Wie in anderen Regionen, hat sich auch in Nordmähren die Volksdichtung entwickelt. Unter den Märchen und Volkserzählungen in der ganzen Welt finden wir einen beliebten Typ: Hauptmotiv ist dabei, dass der Held - ein Dieb- seine Kunst nachweisen und einer ranghohen Person, dem Herren, dem Fürsten oder anderen drei Dinge stehlen soll. Mehrere Varianten zu diesem Thema kommen auch in Nordmähren und Schlesien vor. Am häufigsten soll man dort ein Pferd, ein Leinentuch aus dem Bett der schlafenden Eheleute oder einen Ring von der Hand der Ehefrau stehlen. Es liegt auf der Hand, dass dem Helden immer eine List zum Erfolg verhilft. Ähnlich ist es auch in dem Märchen "Von dem Dreißigsten" aus Malenovice:

"Es war einmal ein Schuster, der dreißig Söhne hatte. Alle waren Soldaten und dienten Kaiser Josef. In den Jüngsten, den Dreißigsten, der die Brüder kommandierte, verliebte sich die kaiserliche Tochter. Er wurde ins Schloss eingeladen und erklärte sich auch bereit, die Prinzessin zu heiraten. Der Kaiser beauftragte ihn jedoch zunächst mit drei Aufgaben: "Vor einem Jahr wurde mir mein schönstes Reitpferd gestohlen - gehe in den Wald und bring mir das Pferd zurück." Der Dreißigste kam in das Haus der Waldräuber und bat dort um Einkehr. Als alle Räuber einschliefen, fand er das Pferd, er umwickelte die Hufe des Rosses, damit sie keine Geräusche verursachten, und führte das Tier leise weg.

Der Kaiser war zufrieden, seine zweite Aufgabe war aber schwieriger. Der Dreißigste sollte den Räubern nun einen sprechenden Papagei stehlen. Als er es jedoch in der Nacht versuchte, begann der Vogel zu schreien und weckte die Räuber. Sie fesselten den Dreißigsten und steckten ihn in einen Stall. Am nächstem Tag hackte die Räubermutter Holz. "Mutter, binden sie mich los und ich werde das gesamte Holz spalten", sagte der Dreißigste. Sie kam seiner Forderung nach. Der Dreißigste hackte und hackte und auf einmal - peng!, tötete er die Alte. Dann nahm er den Käfig mit dem Papagei und kehrte ins Schloss zurück.

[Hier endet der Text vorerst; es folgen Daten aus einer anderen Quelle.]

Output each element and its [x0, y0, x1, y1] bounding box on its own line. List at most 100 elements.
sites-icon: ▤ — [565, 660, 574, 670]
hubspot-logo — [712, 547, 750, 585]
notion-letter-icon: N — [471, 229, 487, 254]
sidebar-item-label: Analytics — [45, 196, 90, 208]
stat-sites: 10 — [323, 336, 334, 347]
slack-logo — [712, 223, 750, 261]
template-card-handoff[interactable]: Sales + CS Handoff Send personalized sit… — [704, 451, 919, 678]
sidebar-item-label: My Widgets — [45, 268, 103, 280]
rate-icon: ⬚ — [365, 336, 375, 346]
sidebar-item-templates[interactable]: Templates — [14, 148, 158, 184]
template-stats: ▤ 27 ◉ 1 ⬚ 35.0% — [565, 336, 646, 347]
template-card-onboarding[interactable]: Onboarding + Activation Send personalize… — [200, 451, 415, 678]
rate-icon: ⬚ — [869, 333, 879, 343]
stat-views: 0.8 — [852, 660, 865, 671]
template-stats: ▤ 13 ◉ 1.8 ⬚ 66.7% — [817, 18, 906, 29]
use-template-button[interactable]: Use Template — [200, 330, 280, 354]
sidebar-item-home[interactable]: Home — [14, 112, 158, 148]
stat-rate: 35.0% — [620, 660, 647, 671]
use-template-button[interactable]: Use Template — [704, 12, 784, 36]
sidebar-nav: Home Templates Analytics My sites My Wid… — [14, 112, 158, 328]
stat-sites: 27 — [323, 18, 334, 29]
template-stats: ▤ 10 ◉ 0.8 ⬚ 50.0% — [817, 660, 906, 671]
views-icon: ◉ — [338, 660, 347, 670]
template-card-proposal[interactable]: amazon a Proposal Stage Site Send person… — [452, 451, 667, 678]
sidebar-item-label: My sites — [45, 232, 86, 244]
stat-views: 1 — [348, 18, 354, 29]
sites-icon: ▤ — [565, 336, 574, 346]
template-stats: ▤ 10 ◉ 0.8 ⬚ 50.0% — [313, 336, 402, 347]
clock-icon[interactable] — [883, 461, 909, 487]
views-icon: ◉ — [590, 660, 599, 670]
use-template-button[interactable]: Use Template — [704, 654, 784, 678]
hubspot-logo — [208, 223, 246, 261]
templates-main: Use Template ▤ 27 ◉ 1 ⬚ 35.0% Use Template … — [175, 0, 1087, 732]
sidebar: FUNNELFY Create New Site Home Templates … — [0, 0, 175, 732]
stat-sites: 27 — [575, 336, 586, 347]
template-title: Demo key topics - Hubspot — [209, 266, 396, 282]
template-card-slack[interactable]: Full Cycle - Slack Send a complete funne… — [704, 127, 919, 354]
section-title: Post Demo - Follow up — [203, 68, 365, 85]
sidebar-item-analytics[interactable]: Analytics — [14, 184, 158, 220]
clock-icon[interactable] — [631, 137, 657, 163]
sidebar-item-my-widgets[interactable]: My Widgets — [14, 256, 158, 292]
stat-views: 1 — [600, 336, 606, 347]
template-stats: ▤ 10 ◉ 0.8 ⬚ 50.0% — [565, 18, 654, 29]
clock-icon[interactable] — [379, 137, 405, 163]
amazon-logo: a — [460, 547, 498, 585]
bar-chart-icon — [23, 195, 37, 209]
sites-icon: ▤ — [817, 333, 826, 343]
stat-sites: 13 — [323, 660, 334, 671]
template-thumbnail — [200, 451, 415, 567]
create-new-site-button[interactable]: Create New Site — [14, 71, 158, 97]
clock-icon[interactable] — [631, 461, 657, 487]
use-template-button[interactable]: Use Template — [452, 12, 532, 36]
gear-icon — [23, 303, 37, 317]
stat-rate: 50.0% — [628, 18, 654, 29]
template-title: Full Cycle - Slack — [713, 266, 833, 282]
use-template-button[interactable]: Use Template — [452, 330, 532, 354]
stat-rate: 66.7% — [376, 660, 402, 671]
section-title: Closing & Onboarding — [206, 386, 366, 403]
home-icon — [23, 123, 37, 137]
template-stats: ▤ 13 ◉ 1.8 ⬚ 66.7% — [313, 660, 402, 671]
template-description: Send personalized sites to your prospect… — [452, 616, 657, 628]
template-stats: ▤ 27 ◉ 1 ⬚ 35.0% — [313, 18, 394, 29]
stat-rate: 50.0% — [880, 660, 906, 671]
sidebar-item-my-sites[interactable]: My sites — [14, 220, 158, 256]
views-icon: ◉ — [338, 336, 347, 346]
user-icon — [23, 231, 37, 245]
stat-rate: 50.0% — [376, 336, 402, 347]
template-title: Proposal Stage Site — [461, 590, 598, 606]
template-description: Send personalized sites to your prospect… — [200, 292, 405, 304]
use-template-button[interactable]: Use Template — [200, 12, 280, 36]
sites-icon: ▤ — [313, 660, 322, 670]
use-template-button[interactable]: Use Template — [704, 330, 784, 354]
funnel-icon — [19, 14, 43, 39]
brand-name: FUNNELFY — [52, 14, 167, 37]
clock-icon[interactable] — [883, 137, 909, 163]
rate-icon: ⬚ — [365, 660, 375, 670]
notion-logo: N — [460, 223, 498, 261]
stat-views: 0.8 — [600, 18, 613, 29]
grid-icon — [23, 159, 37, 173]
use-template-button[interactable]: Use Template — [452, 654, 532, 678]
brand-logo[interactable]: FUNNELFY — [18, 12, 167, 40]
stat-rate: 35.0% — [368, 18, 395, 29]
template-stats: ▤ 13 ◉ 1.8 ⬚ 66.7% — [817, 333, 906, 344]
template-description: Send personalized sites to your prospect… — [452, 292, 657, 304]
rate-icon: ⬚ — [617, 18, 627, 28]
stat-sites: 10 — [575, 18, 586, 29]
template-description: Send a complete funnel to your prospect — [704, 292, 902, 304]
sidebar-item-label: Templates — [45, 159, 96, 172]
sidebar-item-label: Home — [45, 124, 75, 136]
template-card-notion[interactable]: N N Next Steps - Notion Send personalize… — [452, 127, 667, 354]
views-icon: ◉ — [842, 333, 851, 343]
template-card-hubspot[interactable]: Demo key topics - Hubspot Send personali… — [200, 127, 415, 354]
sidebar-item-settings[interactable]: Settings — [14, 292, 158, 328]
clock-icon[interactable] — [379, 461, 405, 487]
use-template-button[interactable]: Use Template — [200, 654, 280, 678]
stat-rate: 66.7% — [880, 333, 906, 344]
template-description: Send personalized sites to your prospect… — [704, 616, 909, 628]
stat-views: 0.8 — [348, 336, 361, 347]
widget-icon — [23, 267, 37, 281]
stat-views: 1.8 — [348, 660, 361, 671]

Aber der Kaiser hatte noch eine Aufgabe. Der Dreißigste sollte nun den Räuberhauptmann bringen. Er nahm also seine Brüder mit und ging in den Wald. Der Räuberhauptmann selbst war allein zu Hause und fragte sie, was sie denn im Wald suchen würden. "Ach - unser Herr ist gestorben und wir suchen einen Baum, aus dem wir einen Sarg für ihn machen. Er war genauso groß wie Sie," antwortete der Dreißigste. Der Räuber half den Brüdern, einen Baum zu finden und als sie den Stamm aushöhlten, kroch er hinein, um die Größe zu messen. Sie machten schnell den Deckel zu, luden den Sarg auf den Wagen und brachten ihn dem Kaiser. Der Kaiser ließ daraufhin unseren Helden zum Offizier ausbilden und stimmte - Ende gut, alles gut - der Hochzeit mit der Prinzessin zu."